The average citizenship rate in Houston is 80.6% which is an increase from 79.8% in 2019. Foreign-born residents account for 28.9% of the population, and they mainly originate from Mexico, India, and El Salvador.
There are 875,000 households. The homeownership rate is 42.9%, and the median household income is $53,600, with the highest being $250,001 in Census Tract 4114.
There are 1.13 million employees, and 75.9% commute alone to work at an average time of 27.6 minutes. Many of the graduates are Latino or Hispanic, and the median earning is $39,448 for men and $31,191 for women.
Louisiana, Michigan, and California are the main trade partners of Houston.

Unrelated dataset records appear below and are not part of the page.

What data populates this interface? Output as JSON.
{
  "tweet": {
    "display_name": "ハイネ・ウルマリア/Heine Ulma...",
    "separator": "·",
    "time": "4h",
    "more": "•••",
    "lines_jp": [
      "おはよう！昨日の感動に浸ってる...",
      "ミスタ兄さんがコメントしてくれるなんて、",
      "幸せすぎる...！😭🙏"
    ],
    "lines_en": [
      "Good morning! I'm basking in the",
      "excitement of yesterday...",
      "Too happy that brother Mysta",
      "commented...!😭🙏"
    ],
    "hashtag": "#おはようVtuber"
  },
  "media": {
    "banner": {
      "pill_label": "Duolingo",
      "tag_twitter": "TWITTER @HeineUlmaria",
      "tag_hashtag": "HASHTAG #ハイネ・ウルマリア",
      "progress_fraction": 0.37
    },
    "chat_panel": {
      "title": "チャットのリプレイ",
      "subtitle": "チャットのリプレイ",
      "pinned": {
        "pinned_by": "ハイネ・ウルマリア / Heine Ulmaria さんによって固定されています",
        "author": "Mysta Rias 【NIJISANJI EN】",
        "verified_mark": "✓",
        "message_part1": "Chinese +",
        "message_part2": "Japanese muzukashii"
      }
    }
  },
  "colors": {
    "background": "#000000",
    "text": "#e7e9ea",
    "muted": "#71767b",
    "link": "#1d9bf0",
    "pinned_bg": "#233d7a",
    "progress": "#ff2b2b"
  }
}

|Population density (persons per sq. km)
|3,598.43/sq mi (1,389.36/km2)
Summers in Houston are hot and humid. June to September are the warmer months, with an average temperature of 89°F, and August has an average nighttime low of 77°F and a high of 94°F. The hot season may feature showers in the afternoon accompanied by thunderstorms.

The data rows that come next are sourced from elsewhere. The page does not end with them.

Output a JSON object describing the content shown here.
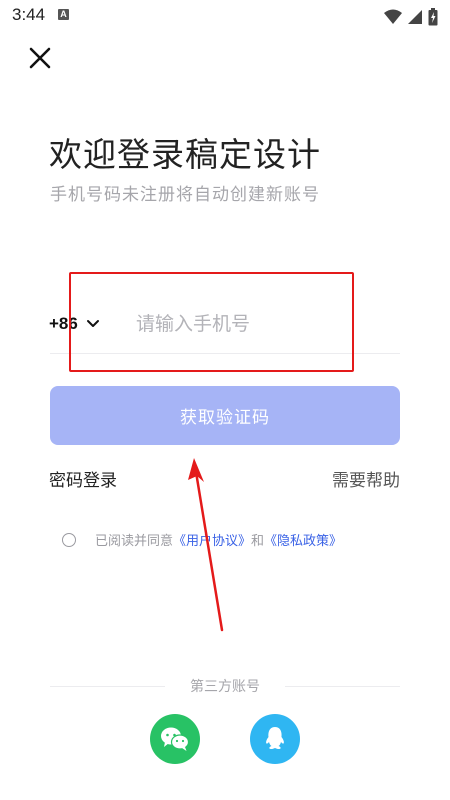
{
  "status_bar": {
    "time": "3:44",
    "notification_icon": "A",
    "icons": [
      "wifi-icon",
      "signal-icon",
      "battery-icon"
    ]
  },
  "header": {
    "close_icon": "close-icon"
  },
  "main": {
    "title": "欢迎登录稿定设计",
    "subtitle": "手机号码未注册将自动创建新账号",
    "country_code": "+86",
    "phone_placeholder": "请输入手机号",
    "phone_value": "",
    "code_button_label": "获取验证码",
    "password_login_label": "密码登录",
    "help_label": "需要帮助"
  },
  "agreement": {
    "prefix": "已阅读并同意",
    "user_agreement": "《用户协议》",
    "and": "和",
    "privacy_policy": "《隐私政策》",
    "checked": false
  },
  "third_party": {
    "label": "第三方账号",
    "providers": [
      "wechat-icon",
      "qq-icon"
    ]
  },
  "colors": {
    "primary_disabled": "#a6b4f6",
    "link": "#3a62e6",
    "annotation_red": "#e41a1a",
    "wechat_green": "#28c265",
    "qq_blue": "#2fb6f2"
  }
}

The cooler months from November to February are dry and mild. The average temperature is 62.9°F, and January has an average high of 64°F and a nighttime low of 47°F.
There are warm but rainy Spring and Fall seasons, and Spring seasons from February to May can have tornadoes and rotating thunderstorms.
In the course of the year, the weather is mostly cloudy and rainy, and the temperature hardly drops below 35°F. It ranges from 47°F to 89°F.
As a region with flat terrain, Houston city is prone to flooding, especially from May to October, and there may be tropical storms and hurricanes
June has the most rainfall and precipitation of more than 0.04 inches and 4.5 inches, respectively.
METRORail and METRO Bus systems provide mass transit services, and the BCycle bike-share system has several stations. There are skywalks, tunnels for pedestrians, and dedicated trails for mountain biking and hiking.
Houston has major interstate highways such as the I-10, I-45, I-69, and I-610, which is known as The Loop. Other highways and routes include Beltway 8, Texas 225, US 59, US 90, and Hardy Toll Road. I-10, which borders the Memorial Park Trail Group, is the interstate highway that will allow you access to a combination of two-way bike trails, such as the Purple and Red trails for beginners and the Orange trail for intermediate riding.
Port of Houston is ranked first in the country by cargo volume, and the nearest airports are George Bush Intercontinental Airport and William P. Hobby Airport, which are in the north and south of downtown Houston.
Houston has one of the tallest skyscrapers and skyline. As a large and culturally diverse city, Houston has countless attractions for vacation besides the beaches. Sports and museums for art cars, the Holocaust, fine art, and even funeral history. They include:
The Cypress Creek Trail is 9.5 miles long and includes wooden drops, pavers, and an upland forest. 100-Acre Wood Preserve is along the way, and the route offers plenty of starting points, varied sections, and technical challenges that would be suitable for intermediate riders.
River Bend Trails has many turns, including blind ones, but they are great for fast riding because they are singletrack with few roots and rocks.
The loop consists of a series of singletrack loops on sandy terrains in a forest shaded by pines. It features marked road crossings, and you can pass over some trails, such as RCW Loop, to shorten the ride or opt for DLRA Trail, therefore making it easy for newbies.